Where:
Piano Craft Gallery
793 Tremont Street
Boston, MA 02118
Admission:
FREE
Categories:
Art, Good for Groups, Rainy Day Ideas, Shows
Event website:
https://pianocraftgallery.com/piano-craft-gallery-2022-23/2024-annual-review-lcwaz
Piano Craft Gallery invites everyone to the opening reception of Julia McGehean's exhibition, "For You, No Wound.)". The opening reception is free to attend and there will be light refreshments.
Julia McGehean’s first solo exhibition, “for you, no wound.)”, explores the subjective stakes of the mundane that led literary theorist Roland Barthes to untangle the universal mechanics of the archive.
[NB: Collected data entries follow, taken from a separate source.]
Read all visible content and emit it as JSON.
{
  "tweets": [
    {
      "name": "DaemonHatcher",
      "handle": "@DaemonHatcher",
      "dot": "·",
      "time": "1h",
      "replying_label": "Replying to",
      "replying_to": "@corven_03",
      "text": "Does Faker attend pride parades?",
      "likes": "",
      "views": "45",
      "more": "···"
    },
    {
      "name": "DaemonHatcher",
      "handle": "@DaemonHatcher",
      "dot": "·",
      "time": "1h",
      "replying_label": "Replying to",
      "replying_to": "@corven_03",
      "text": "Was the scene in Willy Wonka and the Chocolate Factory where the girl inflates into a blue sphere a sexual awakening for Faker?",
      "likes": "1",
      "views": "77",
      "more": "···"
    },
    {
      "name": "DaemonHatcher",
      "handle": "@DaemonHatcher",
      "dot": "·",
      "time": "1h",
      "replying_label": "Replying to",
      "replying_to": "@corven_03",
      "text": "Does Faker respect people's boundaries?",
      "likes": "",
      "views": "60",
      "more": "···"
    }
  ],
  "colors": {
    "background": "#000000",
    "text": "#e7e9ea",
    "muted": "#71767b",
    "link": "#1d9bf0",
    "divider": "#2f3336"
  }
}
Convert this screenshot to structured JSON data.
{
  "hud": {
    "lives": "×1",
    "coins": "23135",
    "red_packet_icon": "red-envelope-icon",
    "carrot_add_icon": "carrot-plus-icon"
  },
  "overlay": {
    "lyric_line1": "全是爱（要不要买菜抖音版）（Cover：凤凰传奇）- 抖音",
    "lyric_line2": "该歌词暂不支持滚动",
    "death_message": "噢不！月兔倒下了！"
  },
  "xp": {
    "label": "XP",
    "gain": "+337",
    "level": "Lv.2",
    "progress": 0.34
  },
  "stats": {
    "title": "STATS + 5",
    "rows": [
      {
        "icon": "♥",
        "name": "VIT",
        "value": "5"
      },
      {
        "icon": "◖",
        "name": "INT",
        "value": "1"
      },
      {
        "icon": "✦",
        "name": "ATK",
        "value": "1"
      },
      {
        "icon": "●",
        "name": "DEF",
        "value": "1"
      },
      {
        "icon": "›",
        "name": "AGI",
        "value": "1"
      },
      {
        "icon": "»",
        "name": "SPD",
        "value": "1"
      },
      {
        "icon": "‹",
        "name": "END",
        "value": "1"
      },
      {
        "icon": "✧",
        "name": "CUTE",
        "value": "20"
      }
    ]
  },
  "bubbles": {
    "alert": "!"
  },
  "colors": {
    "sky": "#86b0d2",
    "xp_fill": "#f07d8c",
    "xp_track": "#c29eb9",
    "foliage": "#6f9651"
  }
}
In his seminal novel, Camera Lucida: Reflections on Photography, Barthes defines punctum as the profound details that pierce through an individual observer, while others remain unharmed by the significance. Throughout the gallery, McGehean installs a series of paper paintings and floral arrangements based on the description of the photograph where Barthes first encountered this unilateral phenomenon.
In response to Barthes’ rhetorical maneuver to withhold the portrait of his late mother from publication, McGehean’s work considers how language is an imperfect proxy for communication. Though Barthes alludes the picture is set in a solarium, McGehean takes the title literally—reverse-engineering Winter Garden Photograph into a surreal environment where flowers bloom and instantly freeze in sub-zero temperatures. This misinterpretation results in a paracosmic landscape where private and public mourning intertwine.
Over time, McGehean has developed an abstract alphabet by synthesizing various brands of brick-building roses into a unified system she combines with school supplies and other communication based objects. In contrast to the fluidity of oil paint, this modular approach transforms language into flexible forms with intuitive manual grammar. This incremental process allows the artist's body to serve as a reference point within a standard set, anchoring each composition around her five-foot frame. In Death of the Future, a 12 x 48 inch oil painting of a cloudy sky, McGehean locates herself within the constrained proportions of continuous computer paper—beginning with an affixed pencil sharpener at the knee and embedding key anatomical landmarks up the floral stem, from her pubic bone to her ribcage and mouth.
Just as Barthes’ Winter Garden Photograph remains unseen, its absence shapes the emotional weight of Camera Lucida. McGehean’s fragmented figures are simultaneously there and not there, evoking a similar sense of loss as they hover between construction and collapse. These spectral forms accumulate, transforming the gallery into a cemetery within the Uncanny Valley, where memory falters and language takes on a silent physicality. Like Barthes’ ghost image, they do not reveal; instead, they haunt, lingering as eerie elegies to the inarticulable.